Sobre Escritores
Acho que estou na crise das trinta linhas. Passo mais tempo em frente ao computador do que gostaria, com o editor de texto aberto em branco e aquele ponteiro freneticamente piscando e me deixando irritado. Sei lá, provavelmente fosse o tempo seco, agora a chuva, fosse o frio e agora o calor ou frio de novo. Quem sabe medo de tornar-me repetitivo ou seja a busca inalcançável pela perfeição. Talvez somente uma crise de escritor, fruto desse pensamento romântico que temos sobre escritores, impregnado de glamour e mito sobre os seres venerados.
Isso me leva a um impasse interessante, já que não me considero escritor ainda. Estou engatinhando na arte de juntar palavras, nessa aventura utópica e quase imoral de aprisionar pensamentos entre letras e parágrafos. Sou aquele que tenta pintar o cotidiano deixando as emoções fluírem, sem pretensões.
Imagino meus escritores favoritos e seus momentos de criação bem repletos de epifania e inspiração. Um romance inteiro surgido na ponte aérea, crônicas enquanto o macarrão instantâneo não fica pronto, sonetos depois da melhor noite de todos os tempos, ou para conseguir a melhor noite de todos os tempos. Estro, sem transpirar uma gota de suor sequer ou travar em alguma estrofe. A rotina, como quem bate ponto, não pertence ao escritor. A ele a ideia chega sem avisar e faz morada. O real literato não se preocupa com a obrigação, segue sua vida, vive seus dias sem pestanejar. E quando estiver em seu estado de transe literário, pronto para ser absorto por rimas e advérbios, palavras e poesias, veste sua manta e eles vêm.
Em nada se assemelha ao meu hábito de escravo das letras. Escravo rebelde, diga-se de passagem, pois não consigo ser por completo disciplinado. Quando um autor genuíno precisaria estipular dias e horários específicos para criar? Então, sento-me os mesmo dias nos mesmos horários, em frente ao computador, coloco as mesmas músicas no tocador e fico olhando para o ponteiro piscando, desolado naquele mar branco.

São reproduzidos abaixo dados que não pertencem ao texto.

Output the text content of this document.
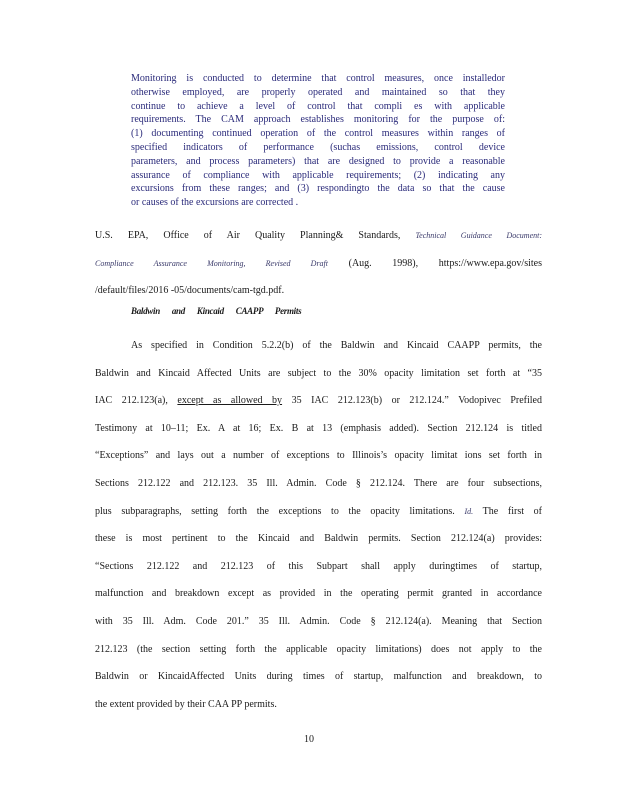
Monitoring is conducted to determine that control measures, once installedor
otherwise employed, are properly operated and maintained so that they
continue to achieve a level of control that compli es with applicable
requirements. The CAM approach establishes monitoring for the purpose of:
(1) documenting continued operation of the control measures within ranges of
specified indicators of performance (suchas emissions, control device
parameters, and process parameters) that are designed to provide a reasonable
assurance of compliance with applicable requirements; (2) indicating any
excursions from these ranges; and (3) respondingto the data so that the cause
or causes of the excursions are corrected .
U.S. EPA, Office of Air Quality Planning& Standards, Technical Guidance Document:
Compliance Assurance Monitoring, Revised Draft (Aug. 1998), https://www.epa.gov/sites
/default/files/2016 -05/documents/cam-tgd.pdf.
Baldwin and Kincaid CAAPP Permits
As specified in Condition 5.2.2(b) of the Baldwin and Kincaid CAAPP permits, the
Baldwin and Kincaid Affected Units are subject to the 30% opacity limitation set forth at “35
IAC 212.123(a), except as allowed by 35 IAC 212.123(b) or 212.124.” Vodopivec Prefiled
Testimony at 10–11; Ex. A at 16; Ex. B at 13 (emphasis added). Section 212.124 is titled
“Exceptions” and lays out a number of exceptions to Illinois’s opacity limitat ions set forth in
Sections 212.122 and 212.123. 35 Ill. Admin. Code § 212.124. There are four subsections,
plus subparagraphs, setting forth the exceptions to the opacity limitations. Id. The first of
these is most pertinent to the Kincaid and Baldwin permits. Section 212.124(a) provides:
“Sections 212.122 and 212.123 of this Subpart shall apply duringtimes of startup,
malfunction and breakdown except as provided in the operating permit granted in accordance
with 35 Ill. Adm. Code 201.” 35 Ill. Admin. Code § 212.124(a). Meaning that Section
212.123 (the section setting forth the applicable opacity limitations) does not apply to the
Baldwin or KincaidAffected Units during times of startup, malfunction and breakdown, to
the extent provided by their CAA PP permits.
10
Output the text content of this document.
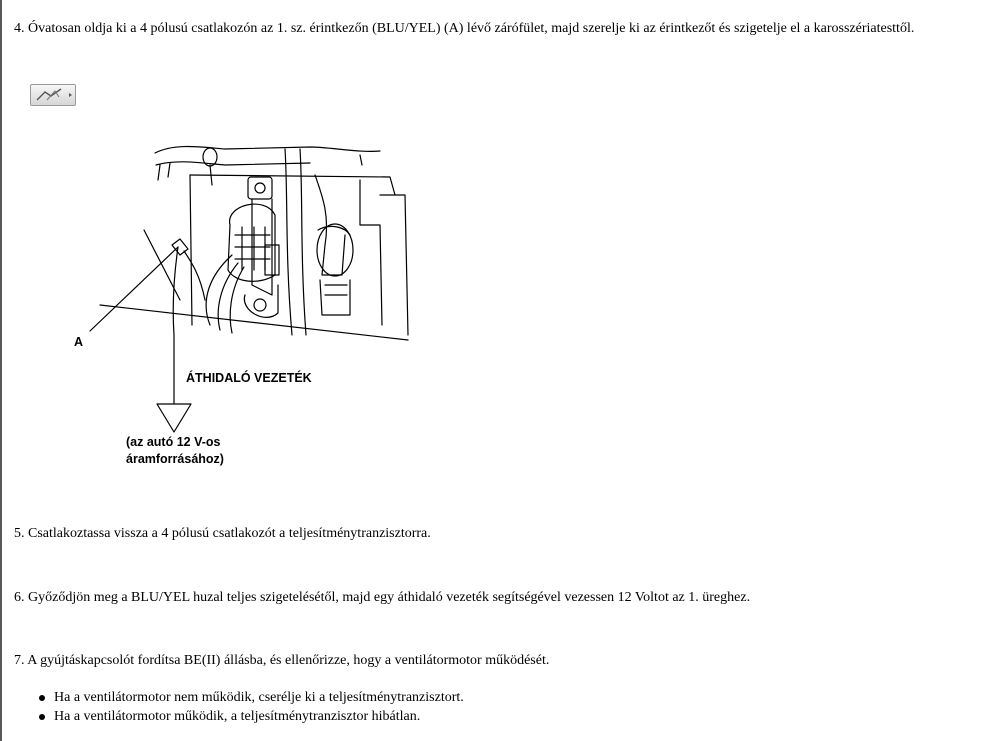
4. Óvatosan oldja ki a 4 pólusú csatlakozón az 1. sz. érintkezőn (BLU/YEL) (A) lévő zárófület, majd szerelje ki az érintkezőt és szigetelje el a karosszériatesttől.
A
ÁTHIDALÓ VEZETÉK
(az autó 12 V-os
áramforrásához)
5. Csatlakoztassa vissza a 4 pólusú csatlakozót a teljesítménytranzisztorra.
6. Győződjön meg a BLU/YEL huzal teljes szigetelésétől, majd egy áthidaló vezeték segítségével vezessen 12 Voltot az 1. üreghez.
7. A gyújtáskapcsolót fordítsa BE(II) állásba, és ellenőrizze, hogy a ventilátormotor működését.
Ha a ventilátormotor nem működik, cserélje ki a teljesítménytranzisztort.
Ha a ventilátormotor működik, a teljesítménytranzisztor hibátlan.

Penso quinhentas palavras, escrevo sete, depois volto e corrijo, apago e ficam três. Lembro-me que tive algumas sacadas geniais, entretanto como não anotei, as coitadas ficaram perdidas e já não fazem mais nenhum sentido. Mas tento, vou, luto contra o branco e, aos trancos e barrancos chego à linha trinta, a linha da perdição. Pode-se empacar na linha vinte e cinco, ou cinquenta e três, até mesmo na linha doze, mas se empacar na linha trinta, a crise está instaurada, melhor abandonar tudo e começar do zero.
Claro, também existem ocasiões em que recebo presentes e a inspiração dá o ar de sua graça. Disse há muito tempo e repito que as palavras são minhas amigas e me visitam constantemente; só tenho transpirado, e muito, agindo no laço para que as danadas parem com essa brincadeira de esconde-esconde e fiquem por mais tempo. Talvez seja nítida a diferença entre os textos com as palavras que foram capturadas e as que reinaram sobre mim.
Quem sabe um dia, se eu me tornar um escritor a ponto de subir ao Olimpo e descobrir como os escritores de verdade vivem e escrevem, eu possa dizer: “das palavras não espero muita coisa – elas que esperam de mim”. Possivelmente não serei tão pedante assim, mas com certeza conseguirei finalizar meus sonetos, para a noite maravilhosa, sem ficar ruborizado e tirarei grandes proveitos dessa minha talvez crise das trinta linhas.